In my view, demographic and psychological aspects of immigration would nevertheless deserve a more elaborate investigation. Most medieval and early modern urban societies, including urban centers in Saxony, found themselves in a highly schizophrenic situation. There is a prevailing consensus among historians referring to the "natural decrease theory". Historical demographers have suggested that, because of the high mortality rates caused by epidemics, wars, natural catastrophes, and continual problems with hygiene, the natural increase of the urban population was either moderate or nonexistent (see the so-called natural decrease theory). Therefore, it was primarily immigration that either produced the rise or compensated for population losses. Most early modern cities, therefore, desperately needed new town dwellers.
However, the side effects of immigration were grave; namely the legal disintegration of urban space, the growing cultural, social and religious plurality and the weakening of the inner integrity of the urban commune. The emergence of new frontiers made urban authorities everywhere increasingly preoccupied with problems associated with the co-existence of distinct social groups within a limited space. In the seventeenth century this was precisely the case with many urban centres in Saxony in which the Bohemian immigrants found themselves in a fragile state of unaccomplished integration. Although, for various reasons, their full assimilation proved unfeasible, limited economic and social integration proved unavoidable. The unfulfilled integration process might have had fatal consequences as in periods of crisis (epidemics, famine, siege of the city) these segments of the urban population, because of their cultural or religious dissimilarity, usually found themselves subject to hostility from their host societies. Examples are collected by the author abound. A short-lived episode from 1639 testifies to a dormant animosity towards the half-integrated Bohemian community settled in Pirna. In this year, the city was plundered by the Swedes. Shortly afterwards, the Bohemian immigrants were charged with actively assisting this military aggression. The urban sources even classified their behaviour as a violation of the sacred solidarity with the city and the burgher community (161). In this particular case, the immigrants from Bohemia found themselves in a thankless position of "the foreign others".

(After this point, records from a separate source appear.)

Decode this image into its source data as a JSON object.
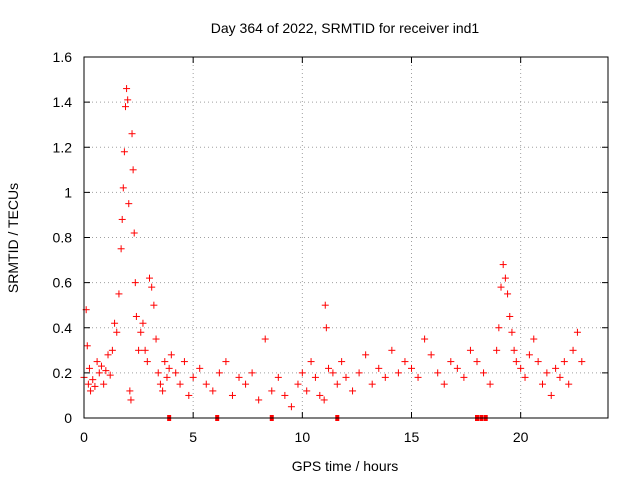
{
  "chart_data": {
    "type": "scatter",
    "title": "Day 364 of 2022, SRMTID for receiver ind1",
    "xlabel": "GPS time / hours",
    "ylabel": "SRMTID / TECUs",
    "xlim": [
      0,
      24
    ],
    "ylim": [
      0,
      1.6
    ],
    "xticks": [
      0,
      5,
      10,
      15,
      20
    ],
    "yticks": [
      0,
      0.2,
      0.4,
      0.6,
      0.8,
      1,
      1.2,
      1.4,
      1.6
    ],
    "xtick_labels": [
      "0",
      "5",
      "10",
      "15",
      "20"
    ],
    "ytick_labels": [
      "0",
      "0.2",
      "0.4",
      "0.6",
      "0.8",
      "1",
      "1.2",
      "1.4",
      "1.6"
    ],
    "grid": true,
    "marker": "+",
    "color": "#ff0000",
    "series": [
      {
        "name": "SRMTID",
        "x": [
          0.0,
          0.1,
          0.15,
          0.2,
          0.25,
          0.3,
          0.4,
          0.5,
          0.6,
          0.7,
          0.8,
          0.9,
          1.0,
          1.1,
          1.2,
          1.3,
          1.4,
          1.5,
          1.6,
          1.7,
          1.75,
          1.8,
          1.85,
          1.9,
          1.95,
          2.0,
          2.05,
          2.1,
          2.15,
          2.2,
          2.25,
          2.3,
          2.35,
          2.4,
          2.5,
          2.6,
          2.7,
          2.8,
          2.9,
          3.0,
          3.1,
          3.2,
          3.3,
          3.4,
          3.5,
          3.6,
          3.7,
          3.8,
          3.9,
          4.0,
          4.2,
          4.4,
          4.6,
          4.8,
          5.0,
          5.3,
          5.6,
          5.9,
          6.2,
          6.5,
          6.8,
          7.1,
          7.4,
          7.7,
          8.0,
          8.3,
          8.6,
          8.9,
          9.2,
          9.5,
          9.8,
          10.0,
          10.2,
          10.4,
          10.6,
          10.8,
          11.0,
          11.05,
          11.1,
          11.2,
          11.4,
          11.6,
          11.8,
          12.0,
          12.3,
          12.6,
          12.9,
          13.2,
          13.5,
          13.8,
          14.1,
          14.4,
          14.7,
          15.0,
          15.3,
          15.6,
          15.9,
          16.2,
          16.5,
          16.8,
          17.1,
          17.4,
          17.7,
          18.0,
          18.3,
          18.6,
          18.9,
          19.0,
          19.1,
          19.2,
          19.3,
          19.4,
          19.5,
          19.6,
          19.7,
          19.8,
          20.0,
          20.2,
          20.4,
          20.6,
          20.8,
          21.0,
          21.2,
          21.4,
          21.6,
          21.8,
          22.0,
          22.2,
          22.4,
          22.6,
          22.8
        ],
        "y": [
          0.18,
          0.48,
          0.32,
          0.15,
          0.22,
          0.12,
          0.17,
          0.14,
          0.25,
          0.2,
          0.23,
          0.15,
          0.21,
          0.28,
          0.19,
          0.3,
          0.42,
          0.38,
          0.55,
          0.75,
          0.88,
          1.02,
          1.18,
          1.38,
          1.46,
          1.41,
          0.95,
          0.12,
          0.08,
          1.26,
          1.1,
          0.82,
          0.6,
          0.45,
          0.3,
          0.38,
          0.42,
          0.3,
          0.25,
          0.62,
          0.58,
          0.5,
          0.35,
          0.2,
          0.15,
          0.12,
          0.25,
          0.18,
          0.22,
          0.28,
          0.2,
          0.15,
          0.25,
          0.1,
          0.18,
          0.22,
          0.15,
          0.12,
          0.2,
          0.25,
          0.1,
          0.18,
          0.15,
          0.2,
          0.08,
          0.35,
          0.12,
          0.18,
          0.1,
          0.05,
          0.15,
          0.2,
          0.12,
          0.25,
          0.18,
          0.1,
          0.08,
          0.5,
          0.4,
          0.22,
          0.2,
          0.15,
          0.25,
          0.18,
          0.12,
          0.2,
          0.28,
          0.15,
          0.22,
          0.18,
          0.3,
          0.2,
          0.25,
          0.22,
          0.18,
          0.35,
          0.28,
          0.2,
          0.15,
          0.25,
          0.22,
          0.18,
          0.3,
          0.25,
          0.2,
          0.15,
          0.3,
          0.4,
          0.58,
          0.68,
          0.62,
          0.55,
          0.45,
          0.38,
          0.3,
          0.25,
          0.22,
          0.18,
          0.28,
          0.35,
          0.25,
          0.15,
          0.2,
          0.1,
          0.22,
          0.18,
          0.25,
          0.15,
          0.3,
          0.38,
          0.25
        ]
      }
    ],
    "zero_markers_x": [
      3.9,
      6.1,
      8.6,
      11.6,
      18.0,
      18.2,
      18.4
    ]
  }
}
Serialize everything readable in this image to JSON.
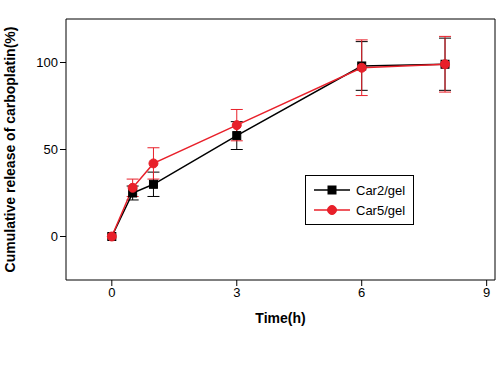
{
  "chart_data": {
    "type": "line",
    "x_label": "Time(h)",
    "y_label": "Cumulative release of carboplatin(%)",
    "xlim": [
      -1.1,
      9.2
    ],
    "xticks": [
      0,
      3,
      6,
      9
    ],
    "ylim": [
      -25,
      125
    ],
    "yticks": [
      0,
      50,
      100
    ],
    "grid": false,
    "legend": "right",
    "series": [
      {
        "name": "Car2/gel",
        "color": "#000000",
        "marker": "square",
        "x": [
          0,
          0.5,
          1,
          3,
          6,
          8
        ],
        "values": [
          0,
          25,
          30,
          58,
          98,
          99
        ],
        "error": [
          0,
          4,
          7,
          8,
          14,
          15
        ]
      },
      {
        "name": "Car5/gel",
        "color": "#e8202a",
        "marker": "circle",
        "x": [
          0,
          0.5,
          1,
          3,
          6,
          8
        ],
        "values": [
          0,
          28,
          42,
          64,
          97,
          99
        ],
        "error": [
          0,
          5,
          9,
          9,
          16,
          16
        ]
      }
    ]
  }
}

Comparing the image of the Bohemians in Saxony with that of the English Catholics in northern France or Dutch immigrants in northern Germany (as studied by Heinz Schilling) would perhaps better enlighten the self-perception of early modern urban society as closed and utterly conservative community, suspicious of newcomers who, however, proved indispensable for its survival and continuous existence.
The author investigates the immigration into early modern Saxony mostly in terms of acculturation and integration but the rival concept of transculturation, once introduced by the Cuban historian and social anthropologist Fernando Ortíz, might pose a useful and fruitful alternative. Though originally referring to inter-racial relations in post-colonial America, his concept of reciprocal cultural transfer between minority and majority societies might be well applicable to the Saxon case. One may, for instance, wonder to what degree the (mostly) Bohemian immigrants influenced the host society in terms of culture, economy and language.
All in all, Schunka's enlarged dissertation, now turned into a monograph, is a work of a real significance and I should expect his study to become a central text for students of early modern migrations, political thought, confessional issues and/or urban history.